Lark brought the same poised confidence to this opening sonata that would later sustain her Bartók performance. She did not flinch from a single one of Ysaÿe’s technical challenges. Furthermore, through the clarity with which she delivered the thematic content behind all of those challenges, one could appreciate how the final movement revisited its predecessors in “finale style.” Taken as a whole, then, the first half of the program turned out to be a real feast for the serious listener; and Lark served up each “course” with both determination and elegance.
This made the first half a tough act to follow, and the second half was not nearly as stimulating. The major work was Felix Mendelssohn’s 1838 violin sonata in F major, the last of the only three such sonatas he composed. This work is affable enough in its thematic content, and one could see from Lark’s physical appearance that she was drawn into the expressiveness of those themes. Nevertheless, Mendelssohn showed little imagination in either introducing or developing those themes. Bearing in mind his tendency to work on several projects at the same time (“burning his candle at both ends,” as cellist Bonnie Hampton put it), the listener gets the feeling that, while working on this sonata, Mendelssohn’s mind was on another one of his many projects.
The Mendelssohn sonata was followed by Louis Carembat’s highly imaginative arrangement of the “Claire de lune” movement from Claude Debussy’s Suite bergamasque. Carembat showed great skill in teasing a solo violin line out of the tangle of this thickly textured piano solo, and Gutman was excellent in balancing her own pianism to allow that line to speak for itself. One might have taken this for an encore piece had it not emerged as such a master stroke of transcription.

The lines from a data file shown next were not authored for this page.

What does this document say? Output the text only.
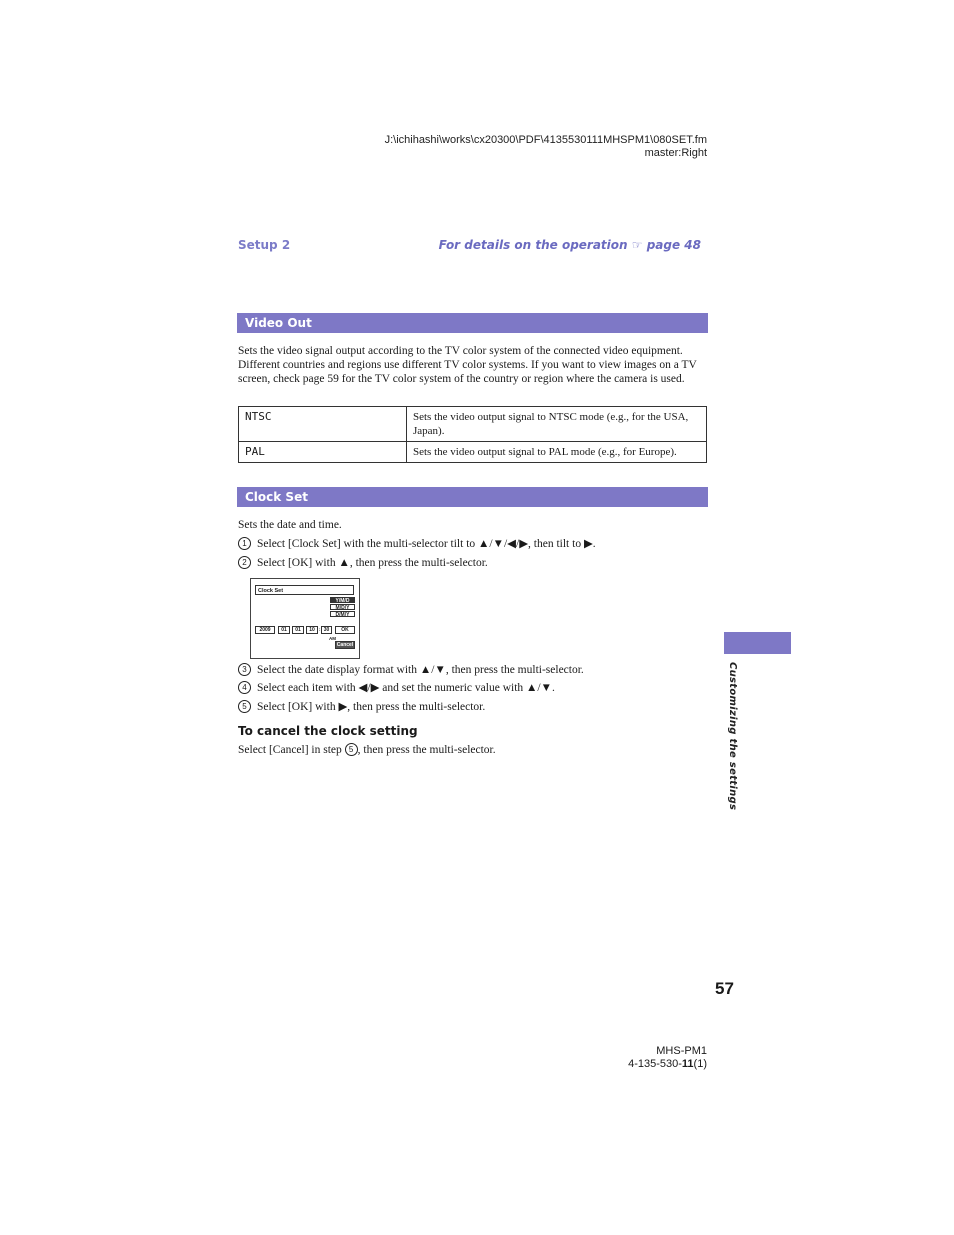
J:\ichihashi\works\cx20300\PDF\4135530111MHSPM1\080SET.fm
master:Right
Setup 2	For details on the operation ☞ page 48
Video Out
Sets the video signal output according to the TV color system of the connected video equipment. Different countries and regions use different TV color systems. If you want to view images on a TV screen, check page 59 for the TV color system of the country or region where the camera is used.
NTSC	Sets the video output signal to NTSC mode (e.g., for the USA, Japan).
PAL	Sets the video output signal to PAL mode (e.g., for Europe).
Clock Set
Sets the date and time.
1 Select [Clock Set] with the multi-selector tilt to ▲/▼/◀/▶, then tilt to ▶.
2 Select [OK] with ▲, then press the multi-selector.
Clock Set
Y/M/D
M/D/Y
D/M/Y
2009	01	01	10 : 30
AM
OK
Cancel
3 Select the date display format with ▲/▼, then press the multi-selector.
4 Select each item with ◀/▶ and set the numeric value with ▲/▼.
5 Select [OK] with ▶, then press the multi-selector.
To cancel the clock setting
Select [Cancel] in step 5 , then press the multi-selector.	Customizing the settings
57
MHS-PM1
4-135-530-11(1)
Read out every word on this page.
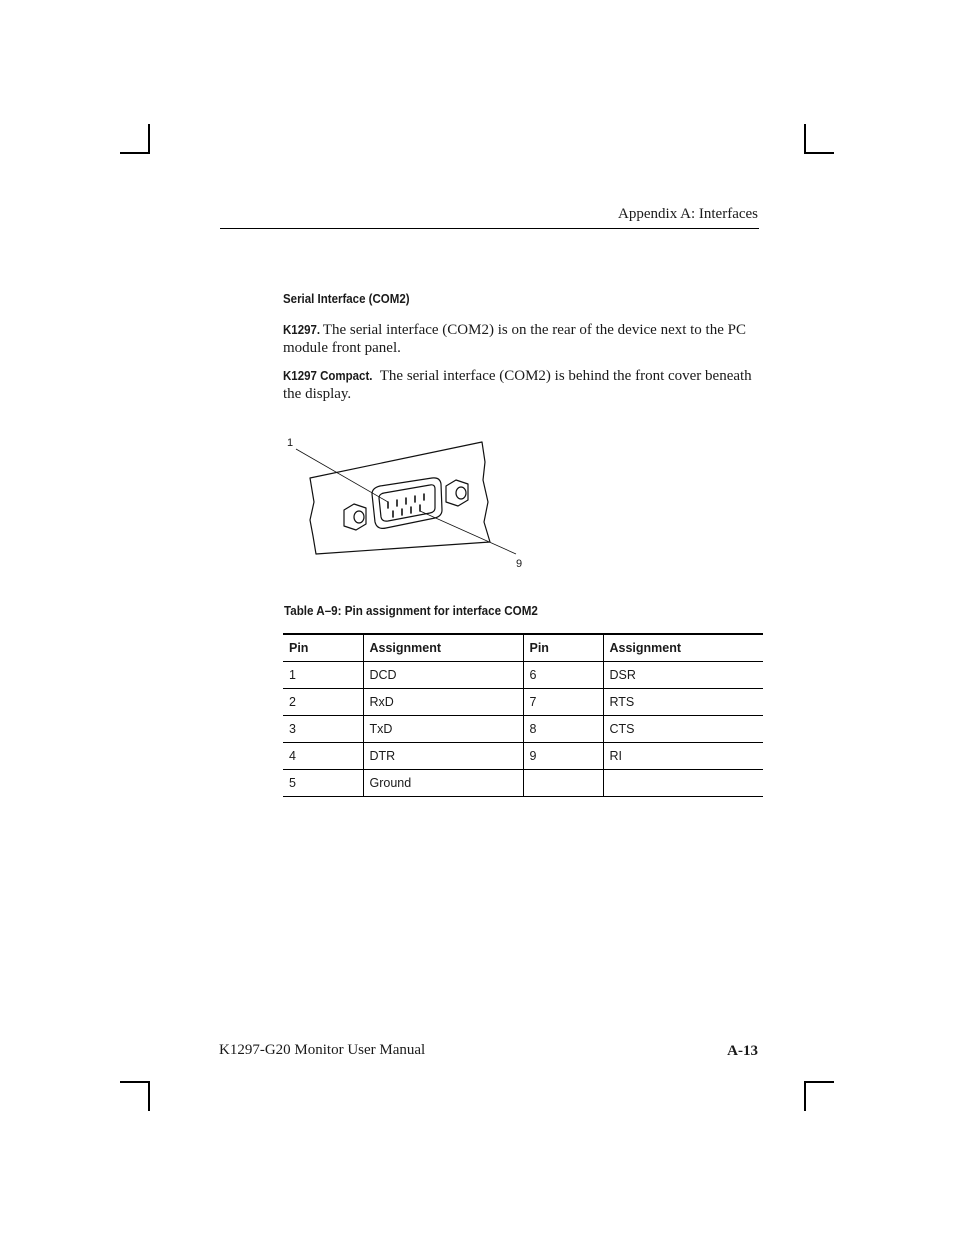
Appendix A: Interfaces
Serial Interface (COM2)
K1297. The serial interface (COM2) is on the rear of the device next to the PC module front panel.
K1297 Compact. The serial interface (COM2) is behind the front cover beneath the display.
1
9
Table A–9: Pin assignment for interface COM2
Pin	Assignment	Pin	Assignment
1	DCD	6	DSR
2	RxD	7	RTS
3	TxD	8	CTS
4	DTR	9	RI
5	Ground		
K1297-G20 Monitor User Manual	A-13
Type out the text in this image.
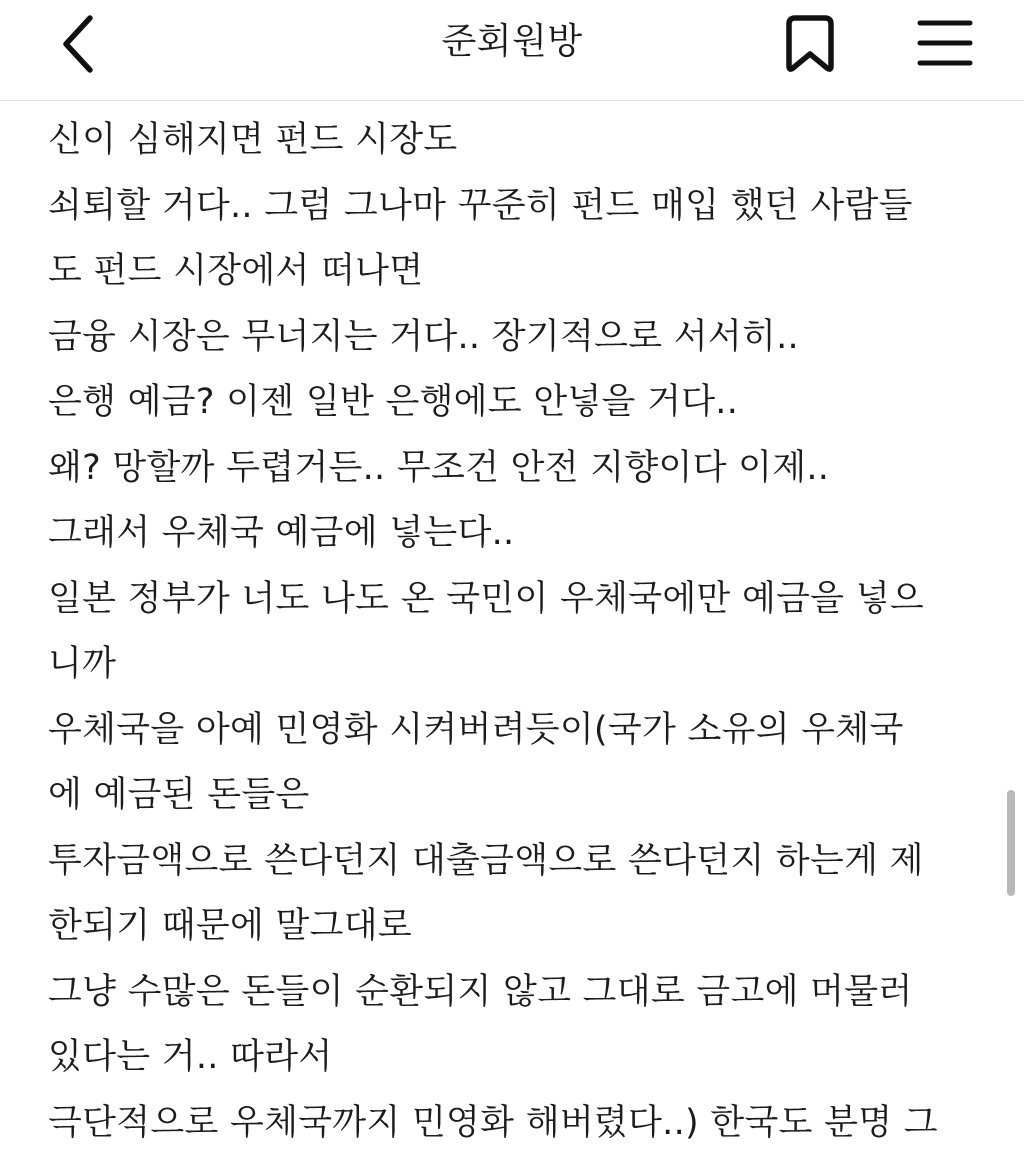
준회원방
신이 심해지면 펀드 시장도
쇠퇴할 거다.. 그럼 그나마 꾸준히 펀드 매입 했던 사람들
도 펀드 시장에서 떠나면
금융 시장은 무너지는 거다.. 장기적으로 서서히..
은행 예금? 이젠 일반 은행에도 안넣을 거다..
왜? 망할까 두렵거든.. 무조건 안전 지향이다 이제..
그래서 우체국 예금에 넣는다..
일본 정부가 너도 나도 온 국민이 우체국에만 예금을 넣으
니까
우체국을 아예 민영화 시켜버려듯이(국가 소유의 우체국
에 예금된 돈들은
투자금액으로 쓴다던지 대출금액으로 쓴다던지 하는게 제
한되기 때문에 말그대로
그냥 수많은 돈들이 순환되지 않고 그대로 금고에 머물러
있다는 거.. 따라서
극단적으로 우체국까지 민영화 해버렸다..) 한국도 분명 그
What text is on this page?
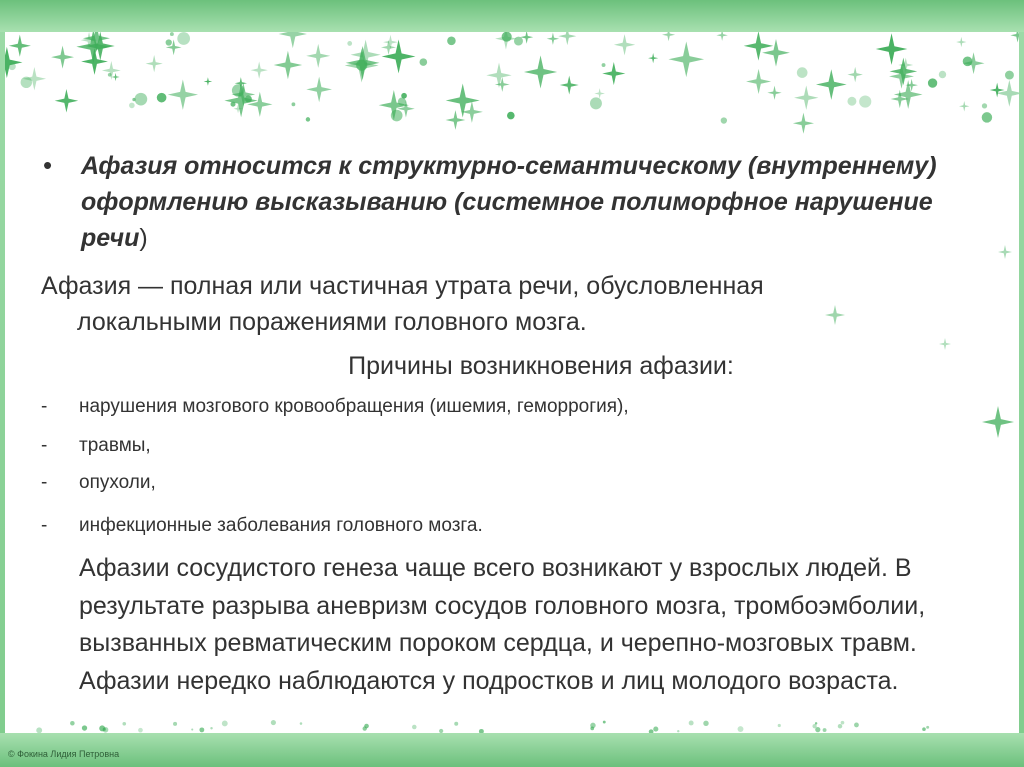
• Афазия относится к структурно-семантическому (внутреннему) оформлению высказыванию (системное полиморфное нарушение речи)
Афазия — полная или частичная утрата речи, обусловленная
локальными поражениями головного мозга.
Причины возникновения афазии:
- нарушения мозгового кровообращения (ишемия, геморрогия),
- травмы,
- опухоли,
- инфекционные заболевания головного мозга.
Афазии сосудистого генеза чаще всего возникают у взрослых людей. В результате разрыва аневризм сосудов головного мозга, тромбоэмболии, вызванных ревматическим пороком сердца, и черепно-мозговых травм. Афазии нередко наблюдаются у подростков и лиц молодого возраста.
© Фокина Лидия Петровна
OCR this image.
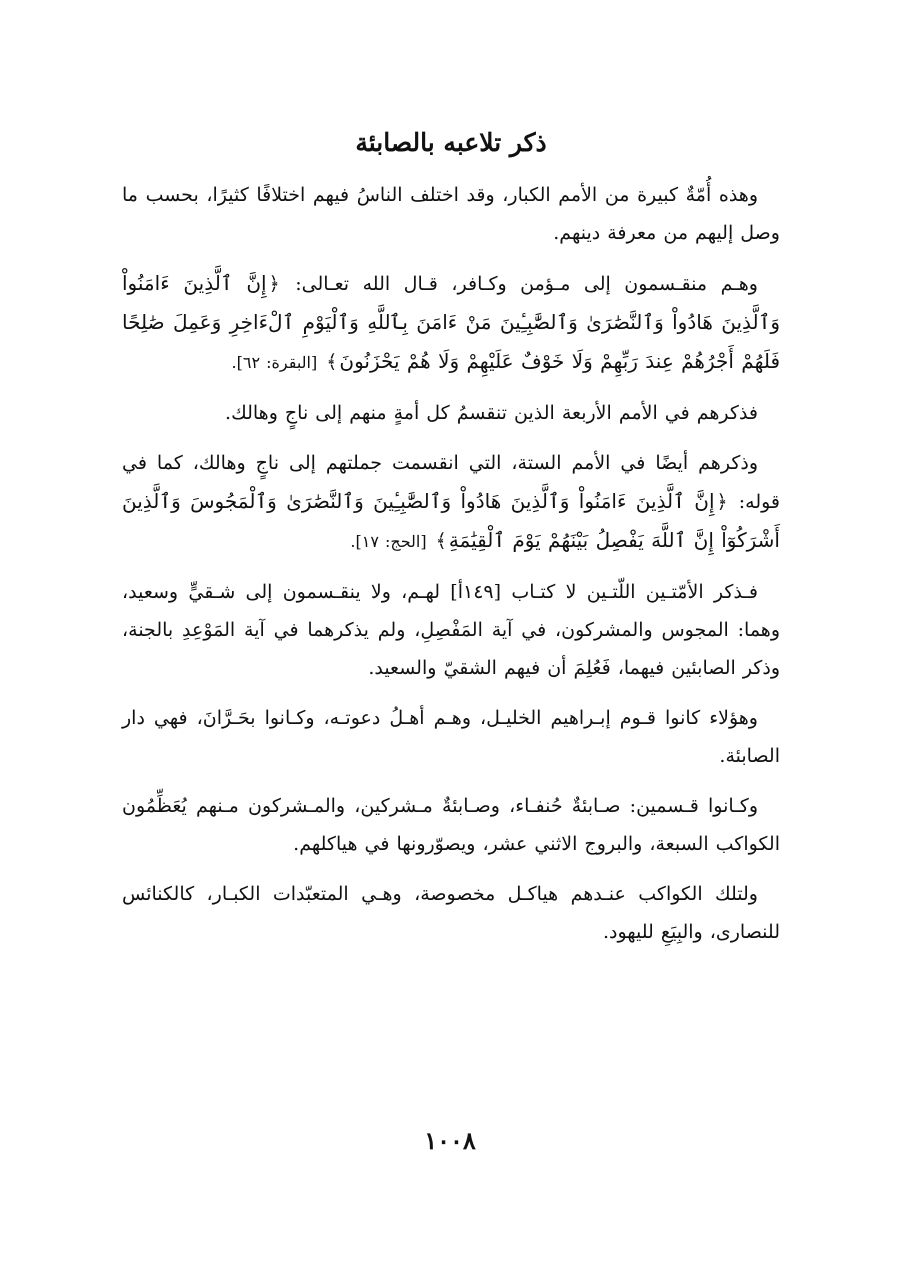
ذكر تلاعبه بالصابئة

وهذه أُمّةٌ كبيرة من الأمم الكبار، وقد اختلف الناسُ فيهم اختلافًا كثيرًا، بحسب ما وصل إليهم من معرفة دينهم.

وهـم منقـسمون إلى مـؤمن وكـافر، قـال الله تعـالى: ﴿إِنَّ ٱلَّذِينَ ءَامَنُواْ وَٱلَّذِينَ هَادُواْ وَٱلنَّصَٰرَىٰ وَٱلصَّٰبِـِٔينَ مَنْ ءَامَنَ بِٱللَّهِ وَٱلْيَوْمِ ٱلْءَاخِرِ وَعَمِلَ صَٰلِحًا فَلَهُمْ أَجْرُهُمْ عِندَ رَبِّهِمْ وَلَا خَوْفٌ عَلَيْهِمْ وَلَا هُمْ يَحْزَنُونَ﴾ [البقرة: ٦٢].

فذكرهم في الأمم الأربعة الذين تنقسمُ كل أمةٍ منهم إلى ناجٍ وهالك.

وذكرهم أيضًا في الأمم الستة، التي انقسمت جملتهم إلى ناجٍ وهالك، كما في قوله: ﴿إِنَّ ٱلَّذِينَ ءَامَنُواْ وَٱلَّذِينَ هَادُواْ وَٱلصَّٰبِـِٔينَ وَٱلنَّصَٰرَىٰ وَٱلْمَجُوسَ وَٱلَّذِينَ أَشْرَكُوٓاْ إِنَّ ٱللَّهَ يَفْصِلُ بَيْنَهُمْ يَوْمَ ٱلْقِيَٰمَةِ﴾ [الحج: ١٧].

فـذكر الأمّتـين اللّتـين لا كتـاب [١٤٩أ] لهـم، ولا ينقـسمون إلى شـقيٍّ وسعيد، وهما: المجوس والمشركون، في آية المَفْصِلِ، ولم يذكرهما في آية المَوْعِدِ بالجنة، وذكر الصابئين فيهما، فَعُلِمَ أن فيهم الشقيّ والسعيد.

وهؤلاء كانوا قـوم إبـراهيم الخليـل، وهـم أهـلُ دعوتـه، وكـانوا بحَـرَّانَ، فهي دار الصابئة.

وكـانوا قـسمين: صـابئةٌ حُنفـاء، وصـابئةٌ مـشركين، والمـشركون مـنهم يُعَظِّمُون الكواكب السبعة، والبروج الاثني عشر، ويصوّرونها في هياكلهم.

ولتلك الكواكب عنـدهم هياكـل مخصوصة، وهـي المتعبّدات الكبـار، كالكنائس للنصارى، والبِيَعِ لليهود.

١٠٠٨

The program then concluded with Henryk Wieniawski’s Opus 15 set of variations on an original theme. This had all the flamboyant excess of a nineteenth-century encore, complete with an extended introduction that feels as if it takes more time than the variations. Once again Lark performed with all the confidence she had applied to Bartók and Ysaÿe; but it was clear that this was the “dessert course” on her menu.
Nevertheless, “dessert” was followed by a “demitasse” in the form of Jascha Heifetz’ arrangement of Manuel Ponce’s “Estrellita.” Lark brought a quiet elegance to this encore that was both refreshing and gratifying after the excesses of Wieniawski’s exhibitionism. Indeed, the subtlety of Heifetz’ arrangement perfectly complemented the Carembat transcription of Debussy.